Presse pour jambes et blessures arrière
Table des matières:
- Vidéo du jour
- Position du siège
- Résistance excessive
- Vitesse de déplacement excessive
- Position orthopédique correcte
- Exercices alternatifs
La presse à jambes offre de nombreux avantages, mais les exercices effectués sur cette machine à résistance peuvent devenir dangereux si vous ne maintenez pas la stabilité. Une zone compromise lorsque la presse de jambe est effectuée d'une manière dangereuse est la colonne vertébrale. Plusieurs facteurs peuvent causer une douleur au dos ou au dos pendant la pression des jambes.
Vidéo du jour
Position du siège
L'une des causes potentielles de la tension de la colonne vertébrale lors d'une pression sur les jambes peut être une mauvaise position du siège sur la machine. Votre colonne vertébrale inférieure est compromise si le siège sur une presse à jambes est trop loin vers l'avant. Si la résistance pousse vos hanches à plus de 90 degrés, votre colonne vertébrale devient très tendue. Un angle de 90 degrés à la hanche donne à vos jambes l'apparence d'un angle droit.
Résistance excessive
Une autre cause potentielle de tension au dos de la presse est une résistance excessive. Une résistance appropriée vous permet d'être défié tout en déplaçant le poids de façon contrôlée. Une résistance trop lourde pour vous empêche le contrôle et crée des déséquilibres articulaires. Les anomalies communes de l'articulation comprennent l'ensemble de la colonne vertébrale inférieure, l'hyperextension du genou, l'élévation de la hanche et la tension cervicale. Toutes ces déviations articulaires affectent directement la colonne vertébrale.
Vitesse de déplacement excessive
La tension du dos peut également être provoquée en déplaçant la résistance trop rapidement.

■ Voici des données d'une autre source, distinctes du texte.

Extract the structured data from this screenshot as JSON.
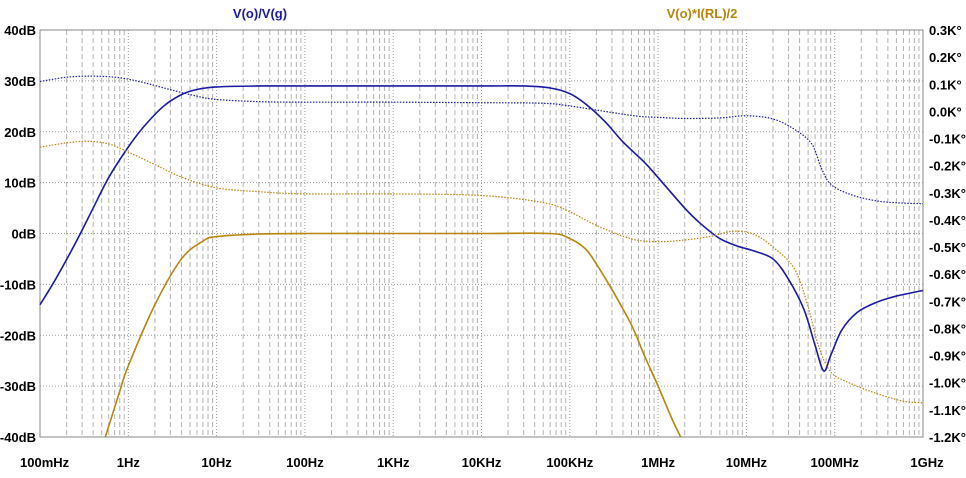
{
  "chart_data": {
    "type": "line",
    "x_scale": "log",
    "x_ticks": [
      {
        "label": "100mHz",
        "hz": 0.1
      },
      {
        "label": "1Hz",
        "hz": 1
      },
      {
        "label": "10Hz",
        "hz": 10
      },
      {
        "label": "100Hz",
        "hz": 100
      },
      {
        "label": "1KHz",
        "hz": 1000
      },
      {
        "label": "10KHz",
        "hz": 10000
      },
      {
        "label": "100KHz",
        "hz": 100000
      },
      {
        "label": "1MHz",
        "hz": 1000000
      },
      {
        "label": "10MHz",
        "hz": 10000000
      },
      {
        "label": "100MHz",
        "hz": 100000000
      },
      {
        "label": "1GHz",
        "hz": 1000000000
      }
    ],
    "xlim_hz": [
      0.1,
      1000000000
    ],
    "y_left": {
      "unit": "dB",
      "range": [
        -40,
        40
      ],
      "ticks": [
        {
          "label": "40dB",
          "v": 40
        },
        {
          "label": "30dB",
          "v": 30
        },
        {
          "label": "20dB",
          "v": 20
        },
        {
          "label": "10dB",
          "v": 10
        },
        {
          "label": "0dB",
          "v": 0
        },
        {
          "label": "-10dB",
          "v": -10
        },
        {
          "label": "-20dB",
          "v": -20
        },
        {
          "label": "-30dB",
          "v": -30
        },
        {
          "label": "-40dB",
          "v": -40
        }
      ]
    },
    "y_right": {
      "unit": "K°",
      "range": [
        -1.2,
        0.3
      ],
      "ticks": [
        {
          "label": "0.3K°",
          "v": 0.3
        },
        {
          "label": "0.2K°",
          "v": 0.2
        },
        {
          "label": "0.1K°",
          "v": 0.1
        },
        {
          "label": "0.0K°",
          "v": 0.0
        },
        {
          "label": "-0.1K°",
          "v": -0.1
        },
        {
          "label": "-0.2K°",
          "v": -0.2
        },
        {
          "label": "-0.3K°",
          "v": -0.3
        },
        {
          "label": "-0.4K°",
          "v": -0.4
        },
        {
          "label": "-0.5K°",
          "v": -0.5
        },
        {
          "label": "-0.6K°",
          "v": -0.6
        },
        {
          "label": "-0.7K°",
          "v": -0.7
        },
        {
          "label": "-0.8K°",
          "v": -0.8
        },
        {
          "label": "-0.9K°",
          "v": -0.9
        },
        {
          "label": "-1.0K°",
          "v": -1.0
        },
        {
          "label": "-1.1K°",
          "v": -1.1
        },
        {
          "label": "-1.2K°",
          "v": -1.2
        }
      ]
    },
    "grid": true,
    "legend_position": "top",
    "series": [
      {
        "name": "V(o)/V(g)",
        "color": "#1a1aa8",
        "quantity": "magnitude_dB",
        "points": [
          [
            0.1,
            -14
          ],
          [
            0.15,
            -9
          ],
          [
            0.25,
            -2
          ],
          [
            0.4,
            5
          ],
          [
            0.6,
            11
          ],
          [
            1,
            17
          ],
          [
            1.5,
            21
          ],
          [
            2.5,
            25
          ],
          [
            4,
            27.3
          ],
          [
            6,
            28.3
          ],
          [
            10,
            28.8
          ],
          [
            30,
            29
          ],
          [
            100,
            29
          ],
          [
            1000,
            29
          ],
          [
            10000,
            29
          ],
          [
            30000,
            29
          ],
          [
            60000,
            28.6
          ],
          [
            100000,
            27.5
          ],
          [
            150000,
            25.5
          ],
          [
            250000,
            22
          ],
          [
            400000,
            18
          ],
          [
            700000,
            14
          ],
          [
            1000000,
            11
          ],
          [
            2000000,
            5
          ],
          [
            3000000,
            2
          ],
          [
            5000000,
            -1
          ],
          [
            8000000,
            -2.5
          ],
          [
            12000000,
            -3.4
          ],
          [
            20000000,
            -5
          ],
          [
            30000000,
            -9
          ],
          [
            45000000,
            -15
          ],
          [
            60000000,
            -22
          ],
          [
            75000000,
            -27
          ],
          [
            90000000,
            -24
          ],
          [
            120000000,
            -19
          ],
          [
            180000000,
            -15.5
          ],
          [
            300000000,
            -13.5
          ],
          [
            500000000,
            -12.3
          ],
          [
            1000000000,
            -11.2
          ]
        ]
      },
      {
        "name": "V(o)/V(g)",
        "color": "#1a1aa8",
        "quantity": "phase_K°",
        "dashed": true,
        "points": [
          [
            0.1,
            0.11
          ],
          [
            0.2,
            0.126
          ],
          [
            0.4,
            0.13
          ],
          [
            0.8,
            0.124
          ],
          [
            1.5,
            0.106
          ],
          [
            3,
            0.08
          ],
          [
            6,
            0.056
          ],
          [
            10,
            0.044
          ],
          [
            30,
            0.036
          ],
          [
            100,
            0.034
          ],
          [
            1000,
            0.034
          ],
          [
            10000,
            0.032
          ],
          [
            50000,
            0.03
          ],
          [
            100000,
            0.02
          ],
          [
            300000,
            -0.004
          ],
          [
            600000,
            -0.018
          ],
          [
            1000000,
            -0.022
          ],
          [
            2000000,
            -0.026
          ],
          [
            5000000,
            -0.024
          ],
          [
            10000000,
            -0.016
          ],
          [
            20000000,
            -0.028
          ],
          [
            35000000,
            -0.066
          ],
          [
            55000000,
            -0.12
          ],
          [
            70000000,
            -0.206
          ],
          [
            90000000,
            -0.268
          ],
          [
            150000000,
            -0.306
          ],
          [
            300000000,
            -0.33
          ],
          [
            600000000,
            -0.338
          ],
          [
            1000000000,
            -0.34
          ]
        ]
      },
      {
        "name": "V(o)*I(RL)/2",
        "color": "#b8860b",
        "quantity": "magnitude_dB",
        "points": [
          [
            0.55,
            -40
          ],
          [
            0.8,
            -31
          ],
          [
            1,
            -26
          ],
          [
            2,
            -14
          ],
          [
            4,
            -5
          ],
          [
            7,
            -1.5
          ],
          [
            10,
            -0.6
          ],
          [
            30,
            -0.1
          ],
          [
            100,
            0
          ],
          [
            1000,
            0
          ],
          [
            10000,
            0
          ],
          [
            60000,
            0
          ],
          [
            100000,
            -1
          ],
          [
            150000,
            -3
          ],
          [
            200000,
            -6
          ],
          [
            300000,
            -11
          ],
          [
            500000,
            -18
          ],
          [
            700000,
            -24
          ],
          [
            1000000,
            -30
          ],
          [
            1400000,
            -36
          ],
          [
            1800000,
            -40
          ]
        ]
      },
      {
        "name": "V(o)*I(RL)/2",
        "color": "#b8860b",
        "quantity": "phase_K°",
        "dashed": true,
        "points": [
          [
            0.1,
            -0.132
          ],
          [
            0.2,
            -0.116
          ],
          [
            0.35,
            -0.11
          ],
          [
            0.6,
            -0.12
          ],
          [
            1,
            -0.15
          ],
          [
            2,
            -0.196
          ],
          [
            4,
            -0.242
          ],
          [
            10,
            -0.282
          ],
          [
            30,
            -0.296
          ],
          [
            100,
            -0.304
          ],
          [
            1000,
            -0.304
          ],
          [
            10000,
            -0.31
          ],
          [
            50000,
            -0.336
          ],
          [
            100000,
            -0.37
          ],
          [
            200000,
            -0.42
          ],
          [
            500000,
            -0.47
          ],
          [
            1000000,
            -0.48
          ],
          [
            2000000,
            -0.474
          ],
          [
            4000000,
            -0.46
          ],
          [
            7000000,
            -0.442
          ],
          [
            12000000,
            -0.452
          ],
          [
            20000000,
            -0.5
          ],
          [
            35000000,
            -0.58
          ],
          [
            50000000,
            -0.72
          ],
          [
            65000000,
            -0.86
          ],
          [
            90000000,
            -0.96
          ],
          [
            150000000,
            -1.002
          ],
          [
            300000000,
            -1.04
          ],
          [
            600000000,
            -1.068
          ],
          [
            1000000000,
            -1.074
          ]
        ]
      }
    ]
  }
}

Une vitesse excessive peut se produire lorsque le poids est trop lourd pour vous; Votre corps réagit à une résistance écrasante en accélérant. Les mouvements musculaires rapides exercent une pression exorbitante sur les articulations de stabilité. Les joints de stabilité principaux pour la presse de jambe sont les genoux, les hanches et la colonne vertébrale inférieure.
Position orthopédique correcte
Le positionnement correct du siège permet à l'ensemble du corps d'être complètement stabilisé. La stabilisation complète de l'articulation permet aux quadriceps, aux fessiers et aux ischio-jambiers de s'engager à travers chaque mouvement de résistance. Les quadriceps, les fessiers et les ischio-jambiers sont les muscles cibles de la jambe.
Le rembourrage du siège / du dos d'une presse à jambes est situé de telle sorte que les jambes sont légèrement à l'écart d'un angle droit. Vous vous asseyez avec vos hanches et la colonne vertébrale appuyée contre le coussin arrière de la machine. Votre tête et votre cou sont à la fois droits et détendus. Laissez vos bras pendre à vos côtés. Vos pieds sont écartés de la largeur des hanches et sont à plat sur la plate-forme. Vos genoux restent alignés avec les pointes de vos chaussures tout au long de l'exercice.
Exercices alternatifs
Des exercices alternatifs existent pour chaque machine à résistance, de sorte que vous n'êtes pas exclus des mouvements musculaires simplement parce qu'une machine n'est pas recommandée pour vous. Un squat de balle recrute les mêmes muscles cibles que la presse de jambe. Il passe également par des actions communes similaires. Les principales différences entre les presses de jambes et les squats de balle sont la position du corps et le type de résistance.Ball squat sont exécutés pendant que vous êtes debout, avec votre poids corporel agissant comme la principale source de résistance. Vous pouvez faire progresser cet exercice en tenant une résistance externe, comme des haltères ou une balle médicinale.